Dr Keryn Taylor reflects on the magic of an Overcoming Multiple Sclerosis retreat and how it's helped shape her recovery.

In 2006 I attended Professor George Jelinek’s OMS Retreat at the Gawler Foundation. I don’t think that anyone who met me then would have thought I’d end up writing this blog.

The Gawler retreat

I know back then I certainly wouldn’t have, at the time I could barely say the words multiple sclerosis out loud. But a lot has changed since I was first diagnosed with multiple sclerosis and I know that this is due to the OMS program and having attended the OMS retreats.

So when George asked if I would consider returning to the Gawler Foundation to co-facilitate a MS retreat with him I immediately said yes. I was pretty stoked to be asked to be part of the OMS team and really looked forward to the first day. I also started to feel pretty nervous about returning.

Recalling the sadness

I was unsure what it would feel like to return in a new role. As I arrived, my memories of my very first visit and when I was diagnosed came flooding back. The fear and uncertainty that used to dominate my thoughts. I looked into the garden and saw where I had sat with my Mum.

I remembered the sadness and the feelings of being a burden on my family. But as people arrived my old fears faded away and I felt my confidence return. I

looked around and saw the faces of people arriving. Others were nervous too but I could also see how open people were, they had arrived to learn and do whatever it takes to overcome multiple sclerosis.

I felt excited for the group, I knew that this week would bring hope and inspiration for people, just as it has done for me.

The first time I attended the retreat I was caught up in my own struggle. But this time I could see people in the group inspiring each other and embracing the OMS program.

A magical week

As the week unfolded people who had found parts of the programme difficult were now finding it easier. Everyone was keen to learn and understand the evidence behind the programme.

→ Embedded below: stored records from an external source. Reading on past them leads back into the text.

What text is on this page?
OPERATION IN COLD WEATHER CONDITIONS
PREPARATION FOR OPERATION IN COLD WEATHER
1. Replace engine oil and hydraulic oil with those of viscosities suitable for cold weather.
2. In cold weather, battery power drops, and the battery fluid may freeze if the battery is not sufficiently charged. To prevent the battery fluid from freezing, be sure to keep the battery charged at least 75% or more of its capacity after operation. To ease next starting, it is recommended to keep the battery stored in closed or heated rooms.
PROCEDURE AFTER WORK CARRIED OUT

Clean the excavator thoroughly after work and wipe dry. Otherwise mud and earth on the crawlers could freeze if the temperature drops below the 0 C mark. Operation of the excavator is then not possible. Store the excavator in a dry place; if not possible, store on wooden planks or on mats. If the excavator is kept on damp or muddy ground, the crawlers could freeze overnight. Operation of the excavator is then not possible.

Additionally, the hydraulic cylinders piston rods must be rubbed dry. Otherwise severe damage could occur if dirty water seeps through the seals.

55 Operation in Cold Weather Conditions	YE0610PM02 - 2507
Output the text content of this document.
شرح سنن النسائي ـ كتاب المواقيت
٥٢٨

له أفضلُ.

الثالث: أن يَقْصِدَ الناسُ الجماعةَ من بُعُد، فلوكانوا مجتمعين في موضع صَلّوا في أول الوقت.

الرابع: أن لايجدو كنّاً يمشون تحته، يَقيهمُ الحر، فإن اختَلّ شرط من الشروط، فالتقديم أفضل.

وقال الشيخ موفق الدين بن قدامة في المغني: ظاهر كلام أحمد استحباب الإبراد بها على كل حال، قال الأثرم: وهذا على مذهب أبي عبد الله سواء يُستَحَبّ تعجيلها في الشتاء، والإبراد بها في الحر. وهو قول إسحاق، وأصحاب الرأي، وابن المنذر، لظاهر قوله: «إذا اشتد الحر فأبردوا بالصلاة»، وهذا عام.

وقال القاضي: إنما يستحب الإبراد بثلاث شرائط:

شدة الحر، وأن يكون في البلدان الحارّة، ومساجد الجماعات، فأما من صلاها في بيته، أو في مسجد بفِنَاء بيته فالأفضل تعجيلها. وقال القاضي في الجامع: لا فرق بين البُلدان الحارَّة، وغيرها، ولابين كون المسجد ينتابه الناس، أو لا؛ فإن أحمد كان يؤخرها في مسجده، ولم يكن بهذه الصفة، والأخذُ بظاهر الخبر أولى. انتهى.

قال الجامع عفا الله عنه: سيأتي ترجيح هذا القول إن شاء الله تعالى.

Many people were excited about the practical ideas to make the diet work, while others embraced learning about meditation. But it was the day spent looking at our emotions and MS that really sticks in my mind.

I could see people developing strength in themselves. I could feel the kindness that people had for each other, and by the end of the week the kindness that people had for themselves as well. There are so many memories from the week that I will never forget.

The power of group dynamics

It was amazing to see the strength of relationships and love between people with MS and their mums, dads, husbands, wives and partners. It was also fantastic to see the new friendships forming between people in the group.

Everyone was from different backgrounds yet all shared a great feeling of positivity and hope for the future. It was wonderful to get to spend time with everyone and I especially enjoyed the chances to speak individually with people. So many people had a sparkle in their eye despite significant challenges.

Dignity. inspiration, strength and humour 

One participant who despite needing some extra help showed me his strength, dignity and a classic sense of humour. On the last day everyone was invited to speak. I was so touched by what people said that I felt almost lost for words when it came my turn.

So I hope I can thank the group now. To the group, thank you for sharing your openness, strength, inspiration and some great laughs.

Thank you for giving me the chance to share in your recovery and showing me the inspirational potential for people to overcome multiple sclerosis. I have a very good feeling that a bright and healthy future lies ahead for you all.